An optimistic trend reported from the experimental drug lecanemab (BAN2401) clinical trials broaches the question of when the joint asset of Eisai Co., Ltd. and Biogen Inc. will hit the market.
An optimistic trend reported from the experimental drug lecanemab (BAN2401) clinical trials broaches the question of when the joint asset of Eisai Co., Ltd. and Biogen Inc. will hit the market.
Eisai Vice President Michael Irizarry, M.D. promises focused efforts to accelerate its delivery.

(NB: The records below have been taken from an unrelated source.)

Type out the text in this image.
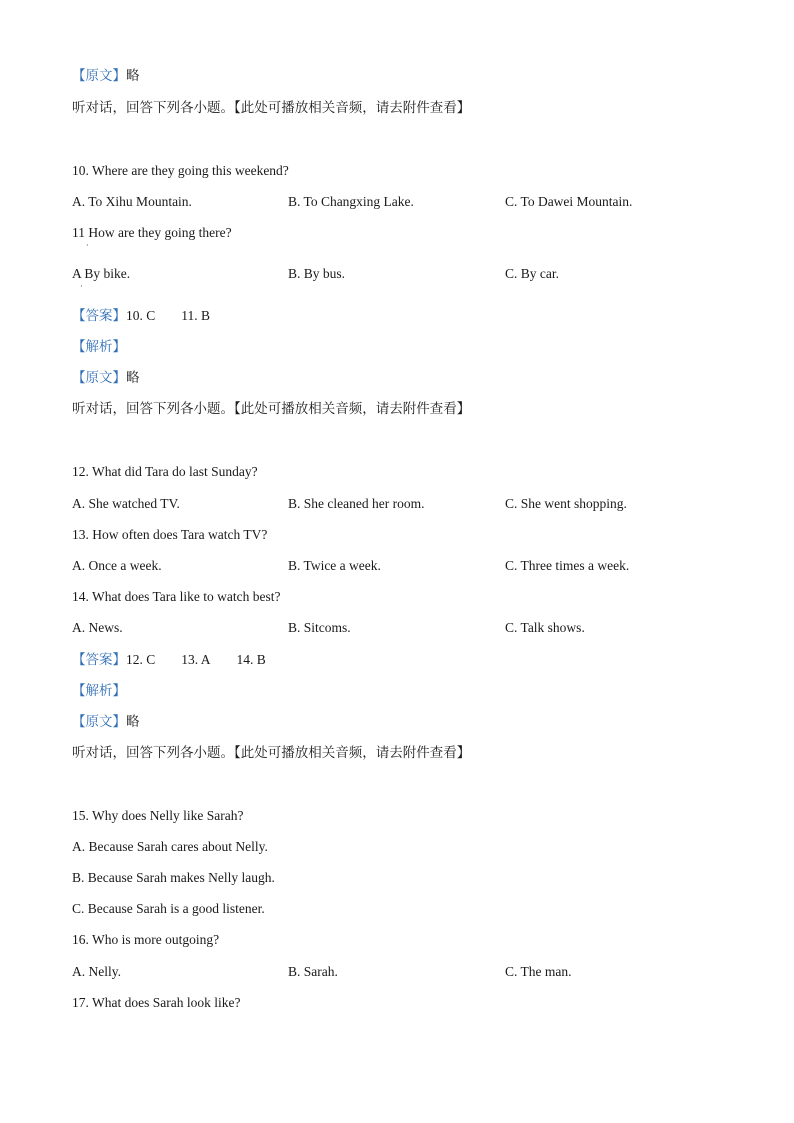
【原文】略
听对话，回答下列各小题。【此处可播放相关音频，请去附件查看】
10. Where are they going this weekend?
A. To Xihu Mountain.	B. To Changxing Lake.	C. To Dawei Mountain.
11 How are they going there?
·
A By bike.	B. By bus.	C. By car.
·
【答案】10. C 11. B
【解析】
【原文】略
听对话，回答下列各小题。【此处可播放相关音频，请去附件查看】
12. What did Tara do last Sunday?
A. She watched TV.	B. She cleaned her room.	C. She went shopping.
13. How often does Tara watch TV?
A. Once a week.	B. Twice a week.	C. Three times a week.
14. What does Tara like to watch best?
A. News.	B. Sitcoms.	C. Talk shows.
【答案】12. C 13. A 14. B
【解析】
【原文】略
听对话，回答下列各小题。【此处可播放相关音频，请去附件查看】
15. Why does Nelly like Sarah?
A. Because Sarah cares about Nelly.
B. Because Sarah makes Nelly laugh.
C. Because Sarah is a good listener.
16. Who is more outgoing?
A. Nelly.	B. Sarah.	C. The man.
17. What does Sarah look like?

The study result was recently published in the Alzheimer’s Research and Therapy journal as “A Randomized, Double-Blind Phase 2b Proof of Concept Clinical Trial in Early Alzheimer’s Disease with Lecanemab, an Anti-Aβ Protofibril Antibody.”
The article described evidence of consistently reduced deposits of the brain amyloid beta (Aβ) peptides among patients with early onset of Alzheimer’s disease during this phase of the Clarity AD study. Slowed neurological decline was observed consequently with the use of lecanemab (BAN2401).
Phase III of this study will primarily aim to confirm these results. It will also ascertain long-term safety and tolerability in using lecanemab (BAN2401) during its extension phase.
The roadmap for Phase III Clarity AD targets primary completion by June 30, 2022. The study is estimated to be completed by August 29, 2024. The first participants were enrolled in the trials on March 27, 2019.
The relationship between the amyloid beta peptides and Alzheimer’s disease is the main contention in the amyloid cascade hypothesis, which was posed in 1992 by John A. Hardy and Gerald A. Higgins. In this, the co-authors presented that deposits of amyloid beta peptides are critical to the Alzheimer’s disease pathogenesis.
Parallel to Phase III Clarity AD is Phase III AHEAD 3-45, which runs the clinical trials among participants who have been characterized with pre-clinical Alzheimer’s disease. This study is jointly funded by the U.S. National Institutes of Health (NIH) and Eisai Co Ltd. subsidiary Eisai Inc.
Paul Aisen, co-lead of the AHEAD 3-45 study and director of USC’s Alzheimer’s Therapeutic Research Institute (ATRI), explained that the goal is to confirm the effect of removing amyloid on the cognitive health and Alzheimer’s disease markers on individuals before the set in of irreversible neurological damage.
Amyloid accumulation begins the disease process, and it predicts progressive cognitive decline to dementia. All of the known genetic causes of Alzheimer’s disease are tightly linked to amyloid accumulation,” Aisen said.
The study leverages evidence provided by normalized amyloid PET scans after treatment with lecanemab (BAN2401).
Phase III AHEAD 3-45 trials started in July 2020. As with the Phase III Clarity AD trial, the study will run clinical trials for four years. It has 1,400 participants, who were selected from 9,000 recruits from 100 global sites.
“We are working to advance lecanemab and our other targeted investigational compounds as quickly as possible in our commitment to bringing solutions to patients and their families,” said Michael Irizarry, M.D., Deputy Chief Clinical Officer of the Neurology Business Group at Eisai Inc.
Esai is set to present data from its aggregated efforts on neurology solutions at the 73rd Annual Meeting of the American Academy of Neurology (AAN). The virtual event is set for April 17-22, 2021. Anticipated inclusions are data that the company’ has gathered not just on Alzheimer’s disease but also on insomnia and epilepsy.